Decreasing clinical variation and implementing evidence based medicine is a learning problem

By | March 6, 2018

A recent article in Health Affairs, Choosing Wisely Campaign: Valuable for Providers Who Knew About It, But Awareness Remained Constant, 2014-17 by Colla and Manior, explored how care providers had participated in a campaign to discuss low value vs. high value care with their patients before making care decisions. Unfortunately, not only did awareness of this campaign not change over the three years studied, but care providers also reported that when these discussions did happen, they were becoming more difficult. Participating care providers cited malpractice concerns, patient demand, and a physician’s desire for more information to reduce uncertainty.

Of note, the recommendations for the program emanated from the American Board of Internal Medicine and physician specialty societies. Empirical research has shown that “defensive medicine,” the practice of providing or recommending medical services that are not in the best interest of the patient but protects the care provider from future legal action, contributes roughly 3 percent of overall healthcare costs.

This recent information accompanied by the poor uptake of evidence-based medicine begs a more in-depth understanding and conversation. Why are physicians slow to adopt new practices or have difficult conversations with their patients concerning such matters? Two possible root causes come to mind. We are trained to do everything in our power to ensure no untoward event will occur and that ruling out a deleterious situation is positive.
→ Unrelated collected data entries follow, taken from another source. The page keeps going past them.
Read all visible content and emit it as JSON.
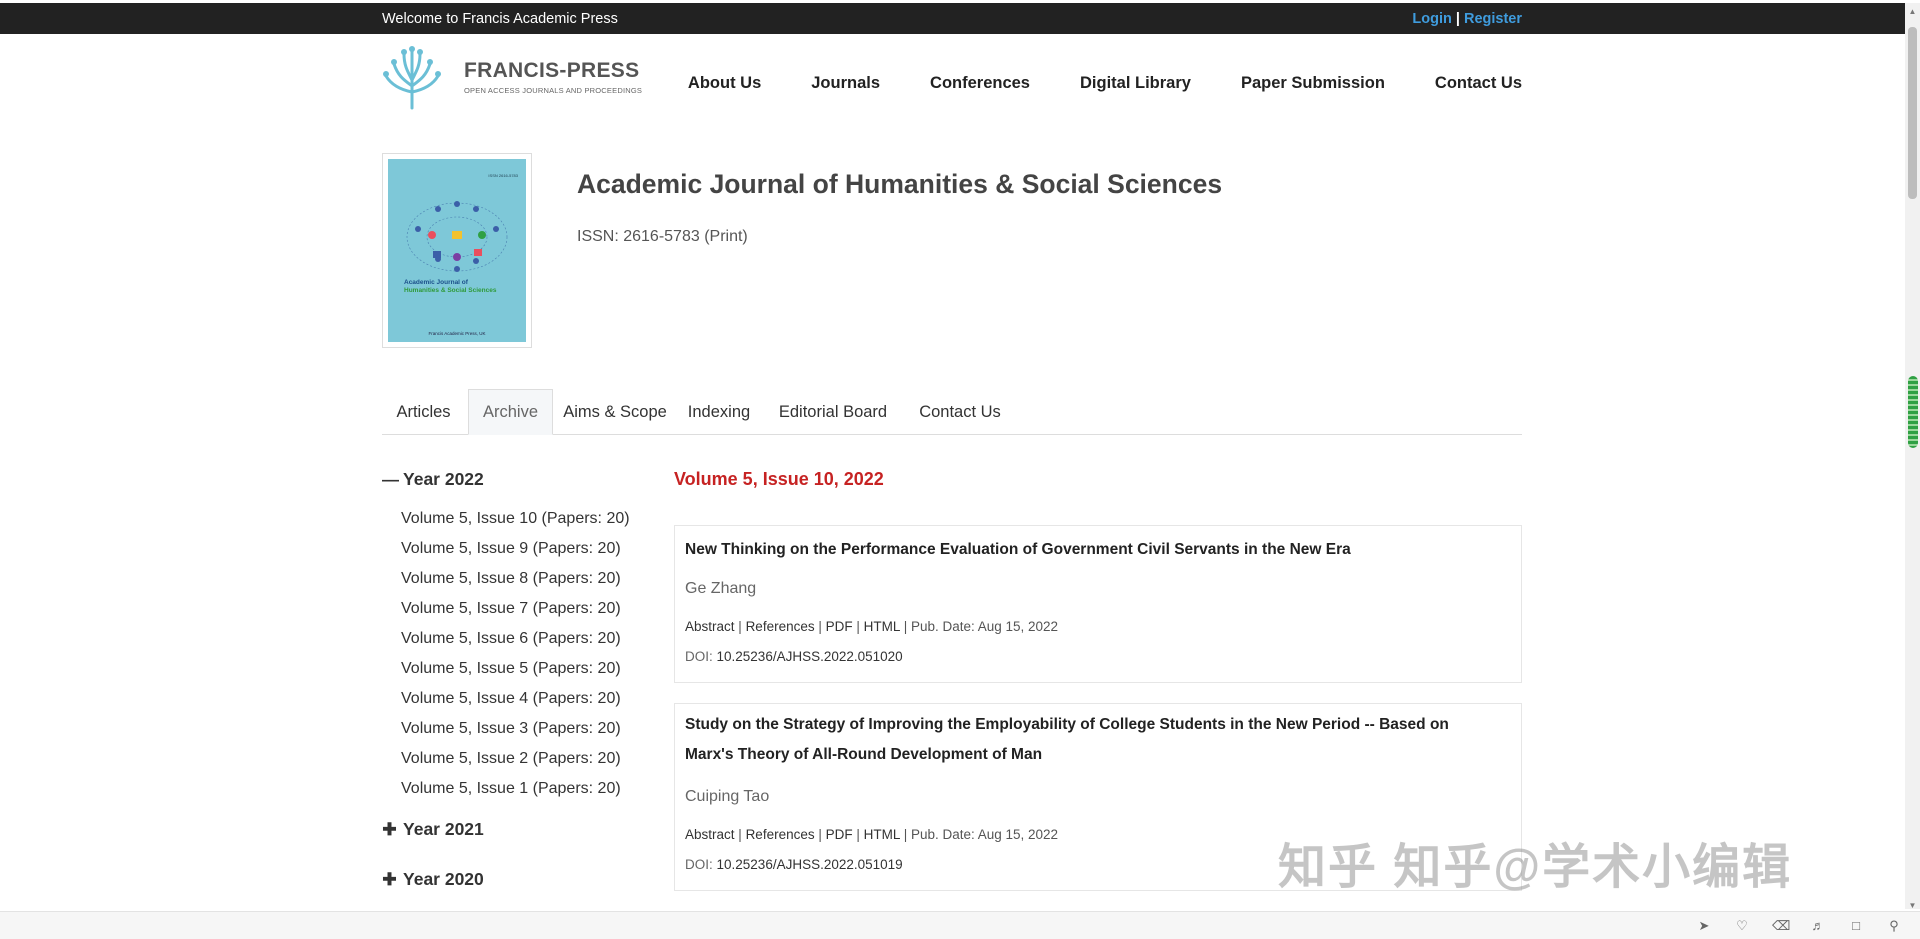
{
  "topbar": {
    "welcome": "Welcome to Francis Academic Press",
    "login": "Login",
    "separator": "|",
    "register": "Register"
  },
  "header": {
    "logo_title": "FRANCIS-PRESS",
    "logo_subtitle": "OPEN ACCESS JOURNALS AND PROCEEDINGS",
    "nav": [
      "About Us",
      "Journals",
      "Conferences",
      "Digital Library",
      "Paper Submission",
      "Contact Us"
    ]
  },
  "journal": {
    "title": "Academic Journal of Humanities & Social Sciences",
    "issn": "ISSN: 2616-5783 (Print)",
    "cover": {
      "title_line1": "Academic Journal of",
      "title_line2": "Humanities & Social Sciences",
      "publisher": "Francis Academic Press, UK",
      "top_label": "ISSN 2616-5783"
    }
  },
  "tabs": [
    "Articles",
    "Archive",
    "Aims & Scope",
    "Indexing",
    "Editorial Board",
    "Contact Us"
  ],
  "active_tab": "Archive",
  "sidebar": {
    "years": [
      {
        "label": "Year 2022",
        "expanded": true,
        "icon": "minus-icon"
      },
      {
        "label": "Year 2021",
        "expanded": false,
        "icon": "plus-icon"
      },
      {
        "label": "Year 2020",
        "expanded": false,
        "icon": "plus-icon"
      }
    ],
    "volumes": [
      "Volume 5, Issue 10 (Papers: 20)",
      "Volume 5, Issue 9 (Papers: 20)",
      "Volume 5, Issue 8 (Papers: 20)",
      "Volume 5, Issue 7 (Papers: 20)",
      "Volume 5, Issue 6 (Papers: 20)",
      "Volume 5, Issue 5 (Papers: 20)",
      "Volume 5, Issue 4 (Papers: 20)",
      "Volume 5, Issue 3 (Papers: 20)",
      "Volume 5, Issue 2 (Papers: 20)",
      "Volume 5, Issue 1 (Papers: 20)"
    ]
  },
  "issue": {
    "title": "Volume 5, Issue 10, 2022",
    "papers": [
      {
        "title_lines": [
          "New Thinking on the Performance Evaluation of Government Civil Servants in the New Era"
        ],
        "author": "Ge Zhang",
        "links": {
          "abstract": "Abstract",
          "references": "References",
          "pdf": "PDF",
          "html": "HTML",
          "sep": "|",
          "date": "Pub. Date: Aug 15, 2022"
        },
        "doi_label": "DOI:",
        "doi": "10.25236/AJHSS.2022.051020"
      },
      {
        "title_lines": [
          "Study on the Strategy of Improving the Employability of College Students in the New Period -- Based on",
          "Marx's Theory of All-Round Development of Man"
        ],
        "author": "Cuiping Tao",
        "links": {
          "abstract": "Abstract",
          "references": "References",
          "pdf": "PDF",
          "html": "HTML",
          "sep": "|",
          "date": "Pub. Date: Aug 15, 2022"
        },
        "doi_label": "DOI:",
        "doi": "10.25236/AJHSS.2022.051019"
      }
    ]
  },
  "watermark": "知乎 知乎@学术小编辑",
  "colors": {
    "topbar_bg": "#222222",
    "link_blue": "#3f9cde",
    "issue_red": "#c62222",
    "cover_teal": "#7ec8d8"
  }
}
Unfortunately, this method of thinking drives up costs, and, because of the potential for unnecessary testing and procedures, can lead to harm. Furthermore, we have not spent enough time understanding the science behind learning and how to “re-learn” when confronted with contradictory information about our embedded beliefs and teachings.

Addressing this latter concern requires us to evolve our thinking from, “if I just inform and educate concerning new information, it will be adopted because we are a smart profession.” Though this is somewhat true and required, how we learn and implement changes is markedly more complex. The science behind learning techniques and habit changes lead us to understand that the approach of merely educating with new information will not suffice. We are learning the same lesson as it relates to behavioral changes of those we serve.
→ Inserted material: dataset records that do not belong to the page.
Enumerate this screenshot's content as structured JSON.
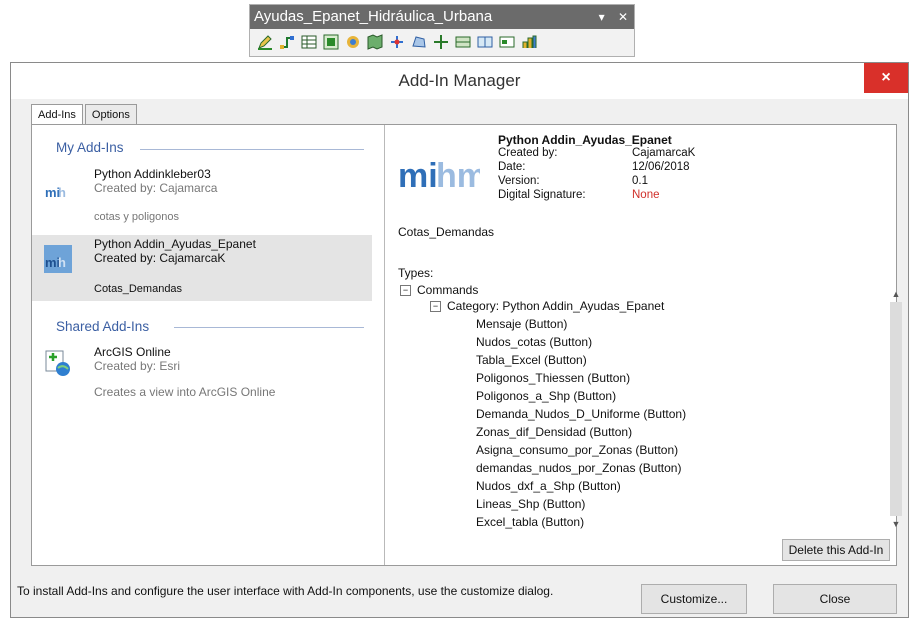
{
  "toolbar": {
    "title": "Ayudas_Epanet_Hidráulica_Urbana",
    "controls": [
      "▾",
      "✕"
    ],
    "icons": [
      "edit-icon",
      "network-icon",
      "table-icon",
      "grid-icon",
      "tool-icon",
      "map-icon",
      "node-icon",
      "polygon-icon",
      "move-icon",
      "layer-icon",
      "layer2-icon",
      "export-icon",
      "chart-icon"
    ]
  },
  "dialog": {
    "title": "Add-In Manager",
    "close": "×",
    "tabs": [
      "Add-Ins",
      "Options"
    ],
    "my_addins_label": "My Add-Ins",
    "shared_addins_label": "Shared Add-Ins",
    "addins": [
      {
        "name": "Python Addinkleber03",
        "by": "Created by: Cajamarca",
        "desc": "cotas y poligonos"
      },
      {
        "name": "Python Addin_Ayudas_Epanet",
        "by": "Created by: CajamarcaK",
        "desc": "Cotas_Demandas"
      }
    ],
    "shared": [
      {
        "name": "ArcGIS Online",
        "by": "Created by: Esri",
        "desc": "Creates a view into ArcGIS Online"
      }
    ],
    "logo_text": "mihma",
    "details": {
      "name": "Python Addin_Ayudas_Epanet",
      "labels": [
        "Created by:",
        "Date:",
        "Version:",
        "Digital Signature:"
      ],
      "values": [
        "CajamarcaK",
        "12/06/2018",
        "0.1",
        "None"
      ],
      "description": "Cotas_Demandas",
      "types_label": "Types:",
      "tree_root": "Commands",
      "category": "Category: Python Addin_Ayudas_Epanet",
      "commands": [
        "Mensaje (Button)",
        "Nudos_cotas (Button)",
        "Tabla_Excel (Button)",
        "Poligonos_Thiessen (Button)",
        "Poligonos_a_Shp (Button)",
        "Demanda_Nudos_D_Uniforme (Button)",
        "Zonas_dif_Densidad (Button)",
        "Asigna_consumo_por_Zonas (Button)",
        "demandas_nudos_por_Zonas (Button)",
        "Nudos_dxf_a_Shp (Button)",
        "Lineas_Shp (Button)",
        "Excel_tabla (Button)"
      ],
      "delete_button": "Delete this Add-In"
    },
    "footer": {
      "text": "To install Add-Ins and configure the user interface with Add-In components, use the customize dialog.",
      "customize_button": "Customize...",
      "close_button": "Close"
    },
    "colors": {
      "close_red": "#d9302a",
      "section_blue": "#3b5fa3",
      "signature_red": "#d0302a"
    }
  }
}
We must innovate around not only how we do things differently to increase value, but also how we teach and re-learn, for providers and patients. Quoting Don Berwick, “Innovation is hard, but dissemination is even harder.” Dissemination must be accompanied by models of learning and habit changes that are directed at solving the myriad of complexities that abound.
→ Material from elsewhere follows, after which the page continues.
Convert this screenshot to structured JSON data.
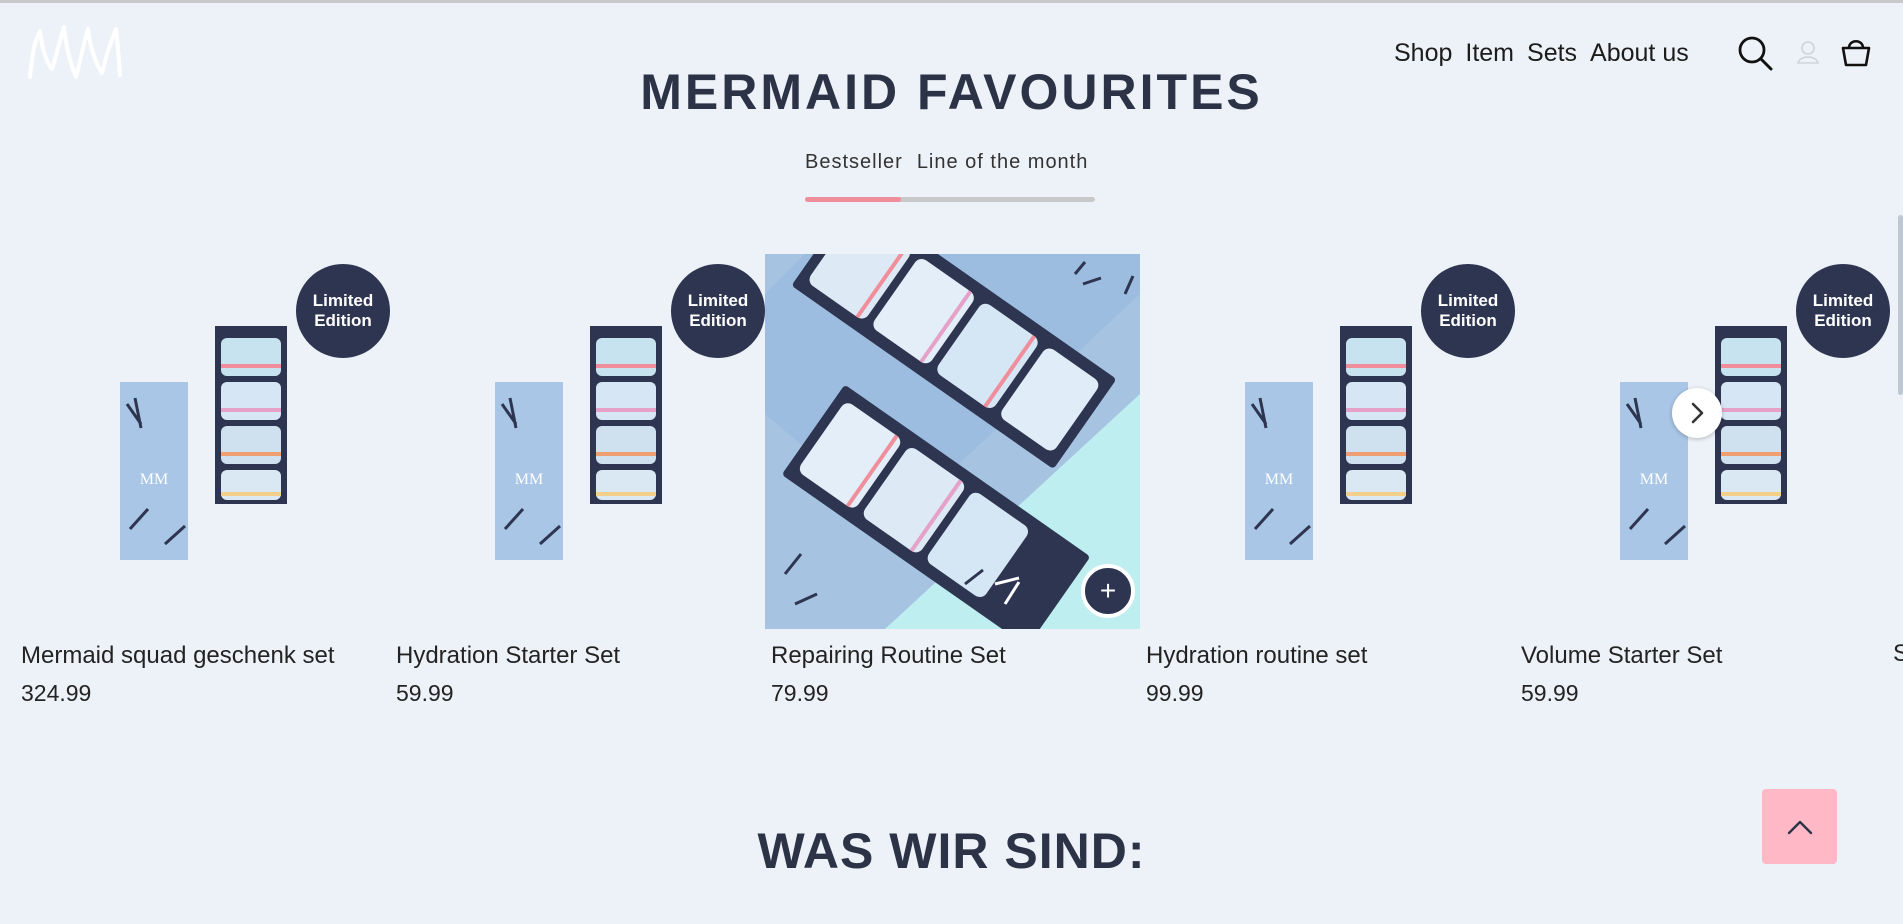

Regardless of the changes, we wish to implement, having a multi-pronged approach for dissemination and adoption will require a markedly different approach. As the science of learning and educational techniques progress, so must our utilization of such evolution. De-implementation of methods of treatments and behaviors create difficulties that will require different strategies. “Usual Care” is changing, and as a profession, we owe it to those we serve to move forward. Let us embrace new techniques of educating our future clinicians, and as importantly, solve the learning issues we have with today’s present healthcare workforce.